Forse il signor Simplicio
non ha capito che quando Marx definiva il salario innanzitutto come capitale
variabile, quella “variabilità” si riferiva al suo valore iniziale (dato)
capace – attraverso l’uso della forza-lavoro di cui può disporre il
capitalista – di accrescersi nella produzione di plusvalore. Codesta non
è la “variabilità” del salario. Allora, la dipendenza o l’indipendenza del
salario riguardano altre quistioni, che non la sua variabilità. Il salario è
sicuramente indipendente dai risultati del processo lavorativo; se
qualcuno invece pensasse di intenderlo come “quota” di milliana memoria — in una moderna ripresa post-marginalistica
della cosiddetta economia della partecipazione (o share economy).

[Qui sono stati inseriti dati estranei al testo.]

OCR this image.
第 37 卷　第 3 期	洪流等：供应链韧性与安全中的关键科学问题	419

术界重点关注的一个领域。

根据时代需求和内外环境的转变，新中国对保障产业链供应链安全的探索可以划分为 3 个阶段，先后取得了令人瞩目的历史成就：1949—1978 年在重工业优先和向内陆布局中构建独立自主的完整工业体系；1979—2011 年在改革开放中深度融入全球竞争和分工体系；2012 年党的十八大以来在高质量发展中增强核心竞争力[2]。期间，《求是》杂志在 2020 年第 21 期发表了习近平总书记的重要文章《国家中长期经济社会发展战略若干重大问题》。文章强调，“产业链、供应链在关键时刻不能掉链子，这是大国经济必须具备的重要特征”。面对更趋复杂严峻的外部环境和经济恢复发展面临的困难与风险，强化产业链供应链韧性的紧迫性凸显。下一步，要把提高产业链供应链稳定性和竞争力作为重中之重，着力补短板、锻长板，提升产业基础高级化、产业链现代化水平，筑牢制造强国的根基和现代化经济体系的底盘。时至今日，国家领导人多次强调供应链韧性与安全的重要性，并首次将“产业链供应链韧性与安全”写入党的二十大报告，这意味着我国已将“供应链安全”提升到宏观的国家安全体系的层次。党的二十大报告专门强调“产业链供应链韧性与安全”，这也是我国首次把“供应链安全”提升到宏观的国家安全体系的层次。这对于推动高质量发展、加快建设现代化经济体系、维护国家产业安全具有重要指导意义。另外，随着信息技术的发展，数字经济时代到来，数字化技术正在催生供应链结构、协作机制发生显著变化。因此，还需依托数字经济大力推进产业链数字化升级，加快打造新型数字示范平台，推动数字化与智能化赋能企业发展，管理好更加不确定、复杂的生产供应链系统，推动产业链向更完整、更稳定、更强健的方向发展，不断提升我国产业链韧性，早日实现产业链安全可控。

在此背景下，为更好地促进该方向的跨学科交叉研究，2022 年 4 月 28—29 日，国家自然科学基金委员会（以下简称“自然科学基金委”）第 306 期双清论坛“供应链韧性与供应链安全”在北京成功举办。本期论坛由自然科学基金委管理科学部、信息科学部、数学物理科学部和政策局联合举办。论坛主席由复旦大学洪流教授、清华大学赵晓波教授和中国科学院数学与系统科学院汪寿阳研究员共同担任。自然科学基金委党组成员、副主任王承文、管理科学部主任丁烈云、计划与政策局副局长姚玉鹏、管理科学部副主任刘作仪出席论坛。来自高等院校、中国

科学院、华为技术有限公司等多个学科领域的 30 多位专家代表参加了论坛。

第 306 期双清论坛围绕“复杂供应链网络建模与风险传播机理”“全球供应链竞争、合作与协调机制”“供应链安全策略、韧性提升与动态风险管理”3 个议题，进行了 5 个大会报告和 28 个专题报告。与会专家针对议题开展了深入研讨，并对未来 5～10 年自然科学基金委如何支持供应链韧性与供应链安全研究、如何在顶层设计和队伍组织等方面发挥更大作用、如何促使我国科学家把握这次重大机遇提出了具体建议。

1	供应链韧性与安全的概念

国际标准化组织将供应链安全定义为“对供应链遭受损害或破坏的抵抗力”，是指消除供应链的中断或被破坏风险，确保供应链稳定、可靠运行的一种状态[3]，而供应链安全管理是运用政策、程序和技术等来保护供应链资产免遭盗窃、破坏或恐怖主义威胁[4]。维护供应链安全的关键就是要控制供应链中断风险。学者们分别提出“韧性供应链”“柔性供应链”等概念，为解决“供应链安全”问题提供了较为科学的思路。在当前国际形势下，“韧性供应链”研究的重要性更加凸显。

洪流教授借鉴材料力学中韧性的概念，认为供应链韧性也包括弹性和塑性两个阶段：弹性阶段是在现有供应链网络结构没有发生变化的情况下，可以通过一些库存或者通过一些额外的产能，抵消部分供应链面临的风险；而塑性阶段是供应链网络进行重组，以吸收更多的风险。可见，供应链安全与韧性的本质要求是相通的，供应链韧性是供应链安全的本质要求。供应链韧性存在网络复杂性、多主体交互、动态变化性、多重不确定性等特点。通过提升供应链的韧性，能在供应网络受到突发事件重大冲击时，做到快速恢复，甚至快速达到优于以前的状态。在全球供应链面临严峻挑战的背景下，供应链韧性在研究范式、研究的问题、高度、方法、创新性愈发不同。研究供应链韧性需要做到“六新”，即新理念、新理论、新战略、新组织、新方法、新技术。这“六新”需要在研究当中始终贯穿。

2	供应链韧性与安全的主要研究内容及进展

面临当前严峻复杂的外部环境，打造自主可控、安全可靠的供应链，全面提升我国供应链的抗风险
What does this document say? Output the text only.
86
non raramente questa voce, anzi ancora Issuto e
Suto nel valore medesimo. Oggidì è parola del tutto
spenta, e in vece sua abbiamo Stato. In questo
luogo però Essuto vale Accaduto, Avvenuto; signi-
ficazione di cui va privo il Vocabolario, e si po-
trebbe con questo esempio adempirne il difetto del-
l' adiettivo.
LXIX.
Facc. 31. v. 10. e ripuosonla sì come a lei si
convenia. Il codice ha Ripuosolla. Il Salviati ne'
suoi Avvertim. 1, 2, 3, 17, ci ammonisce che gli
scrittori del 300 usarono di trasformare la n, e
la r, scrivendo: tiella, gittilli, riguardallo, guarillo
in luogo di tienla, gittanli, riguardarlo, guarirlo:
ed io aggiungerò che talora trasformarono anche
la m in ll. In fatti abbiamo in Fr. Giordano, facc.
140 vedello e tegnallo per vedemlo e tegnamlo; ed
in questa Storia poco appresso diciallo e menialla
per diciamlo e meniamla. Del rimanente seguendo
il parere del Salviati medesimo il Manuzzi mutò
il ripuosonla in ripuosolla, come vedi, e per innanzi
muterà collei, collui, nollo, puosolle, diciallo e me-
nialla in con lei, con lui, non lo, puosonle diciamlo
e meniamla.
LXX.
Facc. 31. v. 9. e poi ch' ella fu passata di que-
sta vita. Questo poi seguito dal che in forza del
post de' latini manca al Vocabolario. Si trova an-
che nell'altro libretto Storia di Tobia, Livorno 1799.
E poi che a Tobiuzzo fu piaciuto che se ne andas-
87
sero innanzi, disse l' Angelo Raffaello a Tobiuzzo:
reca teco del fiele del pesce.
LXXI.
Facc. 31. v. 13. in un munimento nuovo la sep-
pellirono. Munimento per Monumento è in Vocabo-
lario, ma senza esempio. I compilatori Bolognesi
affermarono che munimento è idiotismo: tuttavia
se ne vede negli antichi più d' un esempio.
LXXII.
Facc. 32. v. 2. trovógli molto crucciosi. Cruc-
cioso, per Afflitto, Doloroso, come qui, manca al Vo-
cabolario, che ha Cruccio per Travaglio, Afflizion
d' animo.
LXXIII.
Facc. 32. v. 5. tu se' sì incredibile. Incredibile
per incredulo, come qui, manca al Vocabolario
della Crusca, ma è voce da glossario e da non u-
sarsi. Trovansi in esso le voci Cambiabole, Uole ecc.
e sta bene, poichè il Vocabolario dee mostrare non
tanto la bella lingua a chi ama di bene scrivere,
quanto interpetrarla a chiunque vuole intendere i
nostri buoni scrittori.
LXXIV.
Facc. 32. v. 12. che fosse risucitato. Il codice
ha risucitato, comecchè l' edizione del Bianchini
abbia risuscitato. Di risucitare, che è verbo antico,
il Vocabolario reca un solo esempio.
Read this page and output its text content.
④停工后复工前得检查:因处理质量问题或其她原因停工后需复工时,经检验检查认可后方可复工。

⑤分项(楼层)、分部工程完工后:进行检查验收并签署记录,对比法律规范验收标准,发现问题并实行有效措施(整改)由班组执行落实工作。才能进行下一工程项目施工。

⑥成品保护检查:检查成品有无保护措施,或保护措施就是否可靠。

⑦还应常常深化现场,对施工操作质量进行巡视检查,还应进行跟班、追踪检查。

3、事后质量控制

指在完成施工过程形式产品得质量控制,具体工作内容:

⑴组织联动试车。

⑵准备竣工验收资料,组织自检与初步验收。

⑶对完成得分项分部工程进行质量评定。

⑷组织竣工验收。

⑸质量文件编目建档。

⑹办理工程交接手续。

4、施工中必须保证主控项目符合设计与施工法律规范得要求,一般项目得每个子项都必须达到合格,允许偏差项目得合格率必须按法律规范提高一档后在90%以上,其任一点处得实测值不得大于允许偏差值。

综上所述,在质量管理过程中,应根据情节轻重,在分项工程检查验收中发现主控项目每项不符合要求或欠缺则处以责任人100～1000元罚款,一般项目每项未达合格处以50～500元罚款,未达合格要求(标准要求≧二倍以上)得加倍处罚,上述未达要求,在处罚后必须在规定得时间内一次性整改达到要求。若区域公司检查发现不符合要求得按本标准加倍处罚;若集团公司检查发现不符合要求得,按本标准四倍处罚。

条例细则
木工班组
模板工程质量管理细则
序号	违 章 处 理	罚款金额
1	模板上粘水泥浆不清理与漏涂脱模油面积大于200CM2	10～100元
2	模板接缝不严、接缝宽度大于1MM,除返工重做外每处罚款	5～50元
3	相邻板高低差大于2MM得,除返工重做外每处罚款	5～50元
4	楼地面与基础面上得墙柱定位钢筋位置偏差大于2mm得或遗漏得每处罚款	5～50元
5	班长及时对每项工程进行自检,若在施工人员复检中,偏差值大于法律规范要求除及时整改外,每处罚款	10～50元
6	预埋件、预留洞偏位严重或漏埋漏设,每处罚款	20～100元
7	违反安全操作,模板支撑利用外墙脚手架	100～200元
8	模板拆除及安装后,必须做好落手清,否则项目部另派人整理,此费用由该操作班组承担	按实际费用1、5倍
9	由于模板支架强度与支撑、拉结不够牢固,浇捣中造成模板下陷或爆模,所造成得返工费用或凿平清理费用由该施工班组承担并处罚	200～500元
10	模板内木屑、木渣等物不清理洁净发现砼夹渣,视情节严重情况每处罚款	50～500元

Viceversa è dinamicamente dipendente, come avvertì Marx, dai movimenti assoluti
dell’accumulazione di capitale. [Corollario, troppo lungo per discuterlo ora,
di questi fraintendimenti sraffiani è l’uso surrettizio che in quel sistema
viene fatto – dicendolo e negandolo – dell’ipotesi di rendimenti costanti e di
artificiose proporzionalità].
Ma da quanto appena detto
circa il salario (di un lavoro che realmente non appare mai, in quanto tale,
nel suo uso, ma solo come quota di spesa per la “produzione di
merci a mezzo di merci”, senza lavoro e senza valore) emerge come immediata
conseguenza tutta la banalità della tanto conclamata relazione inversa
tra salario e profitto. Seguendo il depistaggio del vecchio Mill, quella
relazione può dirsi “inversa” per aver scambiato ancora una volta la causa con
l’effetto. Quando una grandezza è data, è ovvio che, qualora venga divisa tra
due persone (lavoratore salariato e capitalista, a esempio), la frazione
dell’uno può crescere o diminuire solo nella proporzione in cui quella
dell’altro diminuisca o cresca. Non occorre essere Marx per dire ciò, ma Marx
fu costretto a spiegarlo, e noi a ripeterlo, per gli evidenti tratti demenziali
che caratterizzano l’economia politica peripatetica.
Cosicché, il paziente
Karl fu costretto a precisare quanto segue: poiché il valore delle merci è
dovuto al lavoro degli operai, ciò che in ogni caso ne costituisce il
presupposto è questo lavoro stesso, che però è impossibile senza che l’operaio
viva e si mantenga, e quindi riceva il salario necessario. Salario e plusvalore
– queste due categorie in cui si distribuisce il valore della merce e lo stesso
prodotto – stanno dunque non solo in una relazione inversa l’uno
con l’altro, ma il prius, ciò che è determinante, è il movimento
dei salari. Il salario non aumenta o diminuisce perché il profitto (si dovrebbe
dire plusvalore) diminuisce o sale, ma, inversamente, è perché il
salario aumenta o diminuisce che diminuisce o sale il plusvalore (profitto).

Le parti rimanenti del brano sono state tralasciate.